Ascorbate/Iron Activates Ca 2+-Release Channels of Skeletal Sarcoplasmic Reticulum Vesicles Reconstituted in Lipid Bilayers

Abstract

Ca 2+-release channel or ryanodine receptor is known to be involved in physiologic Ca 2+-release from sarcoplasmic reticulum in skeletal and cardiac muscle. A variety of chemical oxidants and in particular SH-oxidizing reagents have been shown to activate Ca 2+ release. However, the role of the oxidative modification of the channel in the physiologic mechanism(s) of Ca 2+ release and in pathologic states of the muscle remains to be elucidated. Ascorbate/iron redox couple is known to be an efficient generator of oxygen radicals and semidehydroascorbyl radicals. Ascorbate/iron was shown to be released from cardiomyocytes during ischemia-reperfusion and was suggested to be involved in the ischemia-reperfusion injury and cardiomyocyte death.
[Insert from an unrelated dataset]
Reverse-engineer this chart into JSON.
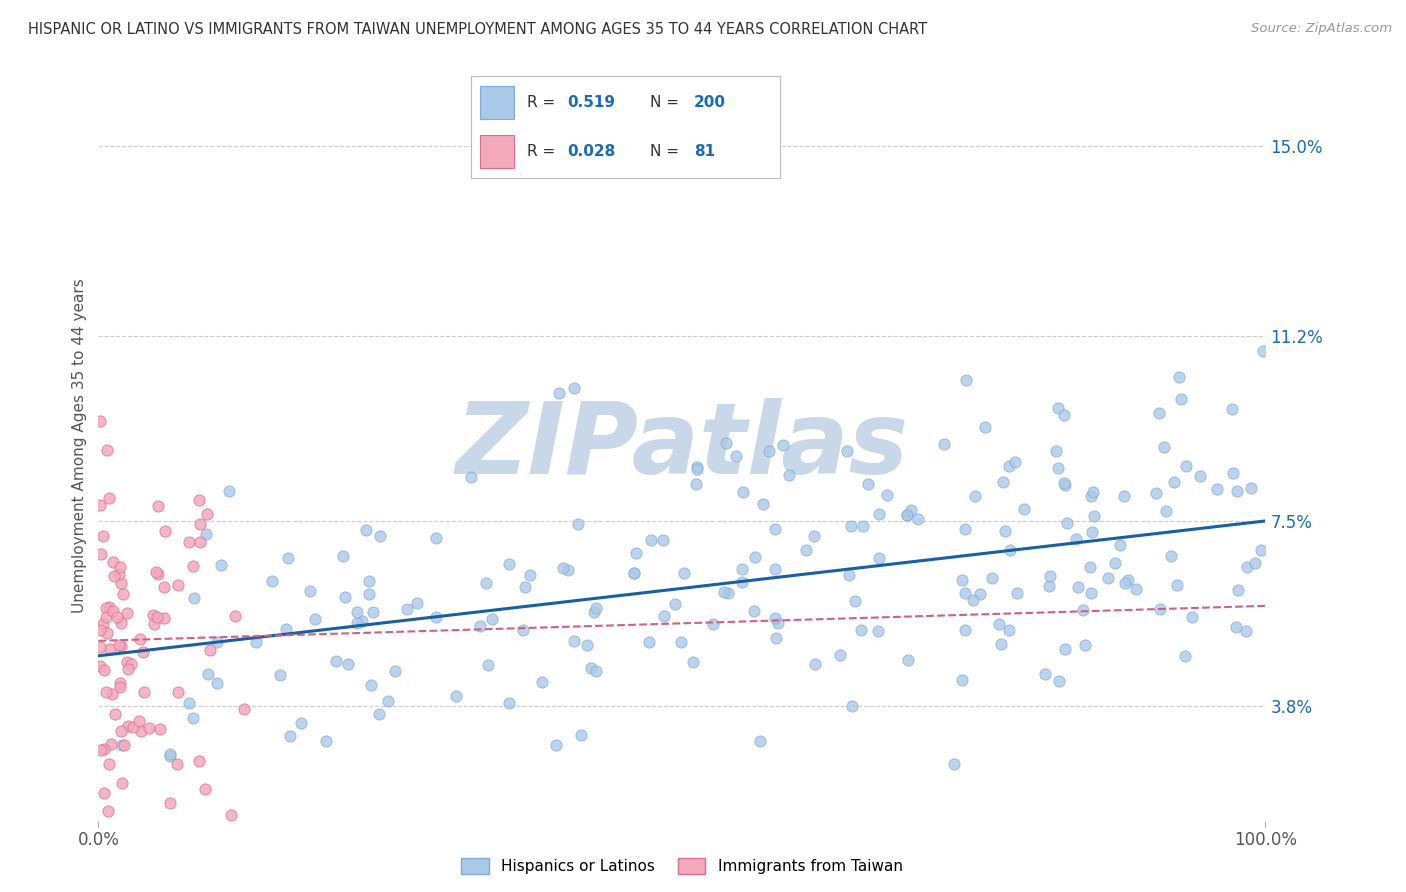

To understand the potential contribution of ascorbate/iron to Ca 2+ release mechanism(s), calcium release channels from skeletal sarcoplasmic reticulum (SR) were reconstituted in artificial planar bilayers to examine the effects of this redox couple on the channel activity. Ascorbate elicited a transient (about 2 min) but dramatic increase of open-time probability of the channel. At pCa = 7.0, the presence of EGTA blocked ascorbate induced activation of release channels. However, when exogenous iron was added, ascorbate activated Ca 2+ release channels, even in the presence of EGTA. ESR measurements demonstrated that semidehydroascorbyl radicals were generated from ascorbate in the absence of EGTA. The semidehydroascorbyl radical ESR signal was quenched by EGTA in the absence (but not in the presence) of exogenous iron. Thus, the production of ascorbyl radicals was associated with increased channel activity. In the presence of heparin, ascorbate plus iron elicited a long-lasting activation of the channel which had conductance g Ca 2+ = 100 pS characteristic for the ryanodine receptor and which could be blocked by the ryanodine channel inhibitor, ruthenium red. In conclusion the physiologically relevant redox couple - ascorbate/iron - at physiologic concentrations can activate Ca 2+ channels in sarcoplasmic reticulum vesicles.